My household has at all times beloved phrase puzzles. A clan of journalists, librarians, academics, and editors, it’s no shock that we ended up crowded round a recreation of Boggle or Scrabble at each vacation.
My mom and I nonetheless play Scrabble each time I go to, and we prefer to ship phrase video games forwards and backwards to one another after we’re aside. We’re, frankly, fed up by Wordle. Although it’s removed from new, we lately turned enamored with The New York Occasions’ Letter-Boxed, a refreshingly completely different and pretty difficult puzzle.
First, the guidelines of the puzzle. Letter Boxed presents 4 units of three letters every. Beginning anyplace, the participant should kind legitimate 3+ letter phrases, shifting to a special aspect with every letter.
As soon as a phrase is accomplished, the subsequent phrase should start with the final letter of the prior phrase. The puzzle is solved when all letters have been used no less than as soon as.
We discovered ourselves speculating on the precise problem: are options uncommon, or are they simply exhausting to seek out? The issue bar is normally set at 4- or 5-word options. How spectacular is it to discover a 3-word answer? 2 phrases? Because the lone software program engineer of the household, I set to discovering some solutions as a enjoyable weekend undertaking.
I by no means supposed to show it into an article, however the outcomes have been fascinating, and the answer showcases a less-known knowledge construction that I’ve a private fondness for, so right here we’re. With out additional ado, I’d prefer to stroll you thru the design of my solver.
Primarily based on the foundations of the puzzle, I got here up with a comparatively quick record of what’s wanted to unravel the issue:
For the official dictionary, I googled round and located just a few .txt information on GitHub purporting to be lists of all legitimate English phrases. After some testing, I concluded that Letter-Boxed is utilizing one thing just like the Scrabble dictionary, and that this is a good copy of it.*
*It’s price noting that this file solely incorporates phrases as much as 8 letters, as Scrabble requires uncommon board states for phrases longer than 8. A superior dictionary may doubtlessly expose extra few-word options, even 1-word options (!)
As for looking for options, this appears like a traditional use case for good ol’ recursive backtracking. Ideally, this idea is no less than considerably acquainted. If not, don’t fear, this must be a very good instance to study from. The standard issues apply: to be able to clear up shortly, we’ll want to cut back the dimensions and dimensionality of the issue house as a lot as we are able to.
Now the fascinating half: Quick checking of phrase validity. To easily verify “is that this string a sound phrase?” is trivial, since we have already got an inventory of legitimate phrases. Simply put them in a set or another O(1)

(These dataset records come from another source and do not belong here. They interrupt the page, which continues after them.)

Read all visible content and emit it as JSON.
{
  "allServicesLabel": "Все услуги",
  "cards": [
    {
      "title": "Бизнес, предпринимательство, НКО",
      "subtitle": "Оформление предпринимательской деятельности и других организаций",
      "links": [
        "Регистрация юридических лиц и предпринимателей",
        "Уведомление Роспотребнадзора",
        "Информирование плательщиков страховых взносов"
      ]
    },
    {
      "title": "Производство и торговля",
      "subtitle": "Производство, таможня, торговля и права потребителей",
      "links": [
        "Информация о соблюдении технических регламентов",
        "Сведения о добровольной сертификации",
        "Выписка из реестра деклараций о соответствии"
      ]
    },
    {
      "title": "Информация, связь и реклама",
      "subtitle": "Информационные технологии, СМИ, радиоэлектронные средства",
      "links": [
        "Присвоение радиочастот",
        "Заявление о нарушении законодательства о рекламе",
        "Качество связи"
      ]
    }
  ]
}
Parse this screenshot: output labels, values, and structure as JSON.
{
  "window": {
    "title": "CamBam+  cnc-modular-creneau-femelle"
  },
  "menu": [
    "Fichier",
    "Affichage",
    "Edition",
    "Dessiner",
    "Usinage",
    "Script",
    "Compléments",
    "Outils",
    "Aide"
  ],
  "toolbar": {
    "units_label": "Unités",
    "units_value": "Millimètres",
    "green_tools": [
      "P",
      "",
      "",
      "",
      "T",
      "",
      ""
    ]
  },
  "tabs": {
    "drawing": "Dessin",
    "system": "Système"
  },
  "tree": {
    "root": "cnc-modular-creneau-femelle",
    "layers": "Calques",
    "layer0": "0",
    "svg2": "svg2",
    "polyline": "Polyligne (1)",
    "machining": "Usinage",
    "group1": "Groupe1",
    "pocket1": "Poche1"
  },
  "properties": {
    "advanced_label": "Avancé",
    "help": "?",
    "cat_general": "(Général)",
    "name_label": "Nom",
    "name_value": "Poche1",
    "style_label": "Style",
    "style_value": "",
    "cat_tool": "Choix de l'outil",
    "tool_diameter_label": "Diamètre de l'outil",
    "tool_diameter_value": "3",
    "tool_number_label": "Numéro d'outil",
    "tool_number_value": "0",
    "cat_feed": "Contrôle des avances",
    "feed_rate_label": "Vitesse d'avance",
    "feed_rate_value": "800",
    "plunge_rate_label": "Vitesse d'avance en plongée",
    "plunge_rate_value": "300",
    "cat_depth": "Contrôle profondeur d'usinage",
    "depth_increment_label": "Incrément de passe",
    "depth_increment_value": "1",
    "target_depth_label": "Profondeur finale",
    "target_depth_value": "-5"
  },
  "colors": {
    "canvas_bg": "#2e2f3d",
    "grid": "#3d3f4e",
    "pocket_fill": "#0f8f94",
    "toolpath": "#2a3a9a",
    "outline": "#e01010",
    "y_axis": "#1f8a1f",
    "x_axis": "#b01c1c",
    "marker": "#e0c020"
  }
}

lookup construction and also you’re good to go. There are additionally some fascinating fuzzy options like Bloom Filters that may be extraordinarily quick.
However solely having a “phrase or not?” verify leaves us in a tough state of affairs. We may hold becoming a member of strings of letters and checking if the result’s legitimate, however even when that verify could be very quick, how would we all know when to cease? Exploring letters blindly will get fairly furry, fairly shortly. Exhausting simply all 8-letter combos in a 12-letter puzzle would take 12⁸ guesses (~430 million), and we may have to discover a phrase so long as 12 letters. Even when we wrangled that quantity down just a few orders of magnitude, we’d nonetheless find yourself going via all of the guesses for “clearly fallacious” begins, like ‘qzd-’.
So what we’d like is a knowledge construction that goes past “Is that this string of letters a sound phrase?”, and might additional reply “Are there any legitimate phrases that begin with this string?”
That is what a trie, a.ok.a. a prefix tree, is for. A trie permits us to go looking via a set of legitimate phrases in a pure and environment friendly method. At its core, recursive backtracking thrives in conditions the place the query “is it a waste of time to discover farther from right here?” is well requested and answered, so this can be a nice match.
Extra formally, a trie is a k-ary search tree the place mother or father nodes recursively symbolize the prefixes of their kids, and nodes have a boolean flag marking them as legitimate/invalid, with no less than all leaf nodes being legitimate. They can be utilized for something with an applicable notion of ‘prefix’ (numbers, strings, lists, and many others.), however we’ll be sticking to strings right here.